Ahora que leo la noticia del préstamo por parte de Carmen Thyssen de su colección de arte andaluz al museo de Sevilla, pienso en un artículo de Muñoz Molina que surqué en un pasado distante y que también versaba sobre cuadros y museos. En aquella esquina de periódico, Muñoz Molina daba cuenta de un prodigio: cómo una vez, durante un seminario que había impartido o padecido en Florencia, tuvo ocasión de asistir a los Uffizi en una solitaria tarde de noviembre, y cómo en algún momento, en ese interregno dudoso en que se rinden los últimos turistas y los celadores aún no se deciden a echar las cancelas, se habían quedado a solas, cara a cara, él y la Venus de Botticelli, mirándose a los ojos como dos novios adolescentes, disfrutando de una intimidad que ningún burdel les podría haber granjeado. Ah, cómo he envidiado yo siempre este recuerdo de Muñoz Molina, cómo me habría gustado haber sido su propietario y guardarlo en ese modesto rincón donde también quedan rastros del primer beso y del desengaño que me hizo adulto. Pero no: como el del resto de mortales, mi encuentro con la Venus de Botticelli tuvo mucho más de prostibulario; en medio de la procesión de visitantes, apenas se me permitió echar un vistazo a la desnudez de la joven antes de perderla en la sucesión de imágenes, de paisajes, santos y alegorías que recargaban las paredes igual que un altar. A diferencia del coqueteo con el que distinguió al escritor jiennense, a mí Venus se limitó a despedirme con una mirada abstraída, tendente hacia el aparato de aire acondicionado que, a pesar de las fatigas de agosto, se negaba a refrigerar la galería. Con propiedad podía argüir el autor de Beltenebros que para paladear la pintura en toda su sustancia es precisa la soledad, y que el de Botticelli constituía uno de los pocos cuadros que estaba seguro de haber masticado a conciencia en el decurso de su vida.

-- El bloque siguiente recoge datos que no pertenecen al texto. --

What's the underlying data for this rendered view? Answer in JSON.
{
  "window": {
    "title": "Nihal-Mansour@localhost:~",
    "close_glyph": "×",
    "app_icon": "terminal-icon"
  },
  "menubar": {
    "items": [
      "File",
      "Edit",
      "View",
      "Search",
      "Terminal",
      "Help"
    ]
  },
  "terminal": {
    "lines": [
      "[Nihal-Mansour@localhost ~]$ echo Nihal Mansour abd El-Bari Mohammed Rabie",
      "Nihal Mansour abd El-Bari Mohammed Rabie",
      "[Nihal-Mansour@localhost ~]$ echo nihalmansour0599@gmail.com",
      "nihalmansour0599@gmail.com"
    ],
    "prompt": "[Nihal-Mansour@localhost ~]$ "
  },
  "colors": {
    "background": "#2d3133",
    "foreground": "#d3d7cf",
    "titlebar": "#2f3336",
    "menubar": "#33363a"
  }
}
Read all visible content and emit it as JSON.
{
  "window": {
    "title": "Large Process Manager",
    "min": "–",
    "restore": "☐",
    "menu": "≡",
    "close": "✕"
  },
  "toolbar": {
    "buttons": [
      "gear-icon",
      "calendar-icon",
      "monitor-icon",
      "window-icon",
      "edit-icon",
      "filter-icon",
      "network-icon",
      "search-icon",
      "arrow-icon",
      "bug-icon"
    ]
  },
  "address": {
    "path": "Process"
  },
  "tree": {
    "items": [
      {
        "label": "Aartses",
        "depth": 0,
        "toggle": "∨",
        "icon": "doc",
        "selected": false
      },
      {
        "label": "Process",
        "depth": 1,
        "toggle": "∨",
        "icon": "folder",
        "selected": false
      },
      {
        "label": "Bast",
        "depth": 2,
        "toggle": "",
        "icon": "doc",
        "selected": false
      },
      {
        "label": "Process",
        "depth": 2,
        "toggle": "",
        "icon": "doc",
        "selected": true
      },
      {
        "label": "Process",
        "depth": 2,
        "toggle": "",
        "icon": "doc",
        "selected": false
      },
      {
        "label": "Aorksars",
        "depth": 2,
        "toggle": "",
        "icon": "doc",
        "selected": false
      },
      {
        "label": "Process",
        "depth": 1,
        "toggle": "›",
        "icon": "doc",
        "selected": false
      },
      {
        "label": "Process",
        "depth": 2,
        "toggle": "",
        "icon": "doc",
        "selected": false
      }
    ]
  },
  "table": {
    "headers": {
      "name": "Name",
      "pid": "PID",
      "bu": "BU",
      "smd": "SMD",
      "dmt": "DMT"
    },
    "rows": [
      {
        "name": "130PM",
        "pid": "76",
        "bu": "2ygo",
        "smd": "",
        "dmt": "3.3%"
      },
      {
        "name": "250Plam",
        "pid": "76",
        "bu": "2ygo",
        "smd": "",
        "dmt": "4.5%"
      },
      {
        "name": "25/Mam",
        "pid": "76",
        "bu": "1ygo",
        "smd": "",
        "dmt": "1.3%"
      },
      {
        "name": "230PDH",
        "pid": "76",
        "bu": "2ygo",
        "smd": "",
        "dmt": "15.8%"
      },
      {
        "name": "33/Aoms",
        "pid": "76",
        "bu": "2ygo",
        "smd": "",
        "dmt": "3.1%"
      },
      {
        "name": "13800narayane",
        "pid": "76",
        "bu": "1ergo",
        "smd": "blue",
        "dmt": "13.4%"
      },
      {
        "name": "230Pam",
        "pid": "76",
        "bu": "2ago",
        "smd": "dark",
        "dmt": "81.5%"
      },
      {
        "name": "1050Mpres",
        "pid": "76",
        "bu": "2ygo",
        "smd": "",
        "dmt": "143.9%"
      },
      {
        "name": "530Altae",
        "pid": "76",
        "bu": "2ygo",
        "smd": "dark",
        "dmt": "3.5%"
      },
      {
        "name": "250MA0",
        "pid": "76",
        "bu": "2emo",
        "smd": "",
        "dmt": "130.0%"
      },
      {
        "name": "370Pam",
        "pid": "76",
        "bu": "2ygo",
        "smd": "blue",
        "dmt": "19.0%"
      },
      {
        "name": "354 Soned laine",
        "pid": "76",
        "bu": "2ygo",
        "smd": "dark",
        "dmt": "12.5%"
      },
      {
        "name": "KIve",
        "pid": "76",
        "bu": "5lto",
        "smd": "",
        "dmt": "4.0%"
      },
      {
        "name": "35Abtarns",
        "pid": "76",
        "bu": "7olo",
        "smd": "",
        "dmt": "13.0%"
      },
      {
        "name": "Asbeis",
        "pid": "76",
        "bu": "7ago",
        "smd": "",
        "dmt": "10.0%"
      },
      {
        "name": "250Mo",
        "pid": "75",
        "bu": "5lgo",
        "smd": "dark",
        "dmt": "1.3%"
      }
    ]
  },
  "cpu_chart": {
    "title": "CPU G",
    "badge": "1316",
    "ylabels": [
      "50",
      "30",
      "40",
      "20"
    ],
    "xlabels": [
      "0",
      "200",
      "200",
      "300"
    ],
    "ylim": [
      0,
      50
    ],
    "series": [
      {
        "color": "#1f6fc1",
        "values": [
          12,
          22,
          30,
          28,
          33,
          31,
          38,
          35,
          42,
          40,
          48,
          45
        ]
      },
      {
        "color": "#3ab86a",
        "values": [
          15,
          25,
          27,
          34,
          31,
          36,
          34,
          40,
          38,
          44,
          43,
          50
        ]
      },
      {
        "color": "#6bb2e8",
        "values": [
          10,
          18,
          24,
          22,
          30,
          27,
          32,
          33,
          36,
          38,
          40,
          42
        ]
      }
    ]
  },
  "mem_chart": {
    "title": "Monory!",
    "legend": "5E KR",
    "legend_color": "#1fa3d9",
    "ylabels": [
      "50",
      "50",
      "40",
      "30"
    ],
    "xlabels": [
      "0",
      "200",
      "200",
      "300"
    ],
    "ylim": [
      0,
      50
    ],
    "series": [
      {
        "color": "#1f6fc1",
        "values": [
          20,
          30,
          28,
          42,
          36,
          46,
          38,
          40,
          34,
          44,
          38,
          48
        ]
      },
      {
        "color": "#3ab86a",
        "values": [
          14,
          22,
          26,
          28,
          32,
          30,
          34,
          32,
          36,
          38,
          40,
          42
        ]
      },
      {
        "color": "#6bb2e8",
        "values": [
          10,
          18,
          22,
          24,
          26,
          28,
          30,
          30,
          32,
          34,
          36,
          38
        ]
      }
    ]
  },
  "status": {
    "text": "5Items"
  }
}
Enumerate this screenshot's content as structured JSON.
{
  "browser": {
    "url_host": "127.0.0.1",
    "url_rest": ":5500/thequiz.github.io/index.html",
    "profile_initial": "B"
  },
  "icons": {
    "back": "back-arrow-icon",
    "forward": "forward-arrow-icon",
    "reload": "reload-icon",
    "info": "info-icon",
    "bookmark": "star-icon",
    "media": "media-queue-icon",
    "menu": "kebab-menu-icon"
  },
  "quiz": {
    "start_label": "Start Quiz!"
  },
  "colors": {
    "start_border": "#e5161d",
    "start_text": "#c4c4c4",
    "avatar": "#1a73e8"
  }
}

Probablemente cuando acuda a la exposición de Carmen Thyssen a contemplar esos lienzos del otro Bécquer o de Romero de Torres me acompañen las estrecheces de los empujones y me sienta como quien se tiende junto a su novia en el proscenio de un teatro, víctima de enjambres y enjambres de ojos desconocidos. Por eso comprendo a la gente mucho menos numerosa que la semana pasada acudía al hotel Alfonso XIII, a pujar por esos cuadros falsificados que representaban Van Goghs de pacotilla y hermanos bastardos de Degas y Gauguin (el impresionismo era el equipo que habría triunfado en una hipotética competición). Ciertos puristas criticaron aquel simpático mercadillo de sucedáneos y postizos, y hasta hubo quien abandonó indignado el hotel, con la excusa de que se estaba sometiendo al arte a un ultraje sin límites: bobadas. Yo sé qué es lo que atraía hasta aquella sala a los amantes del óleo y las perspectivas, lo que les hacía apreciar las figuras y contornos de aquellos plagios con pasaportes acreditados. Es la misma sensación que me sugiere detenerme frente a las postales que cuelgan de mi habitación mientras escribo estas líneas, a pesar de saber perfectamente que sólo son cartón y tinta y que una distancia imposible las separa de los originales a los que prestan eco: mi pared a salvo de intrusos, la intimidad, la puerta cerrada, como una palabra que se pronuncia en voz baja y el extraño de al lado no puede compartir.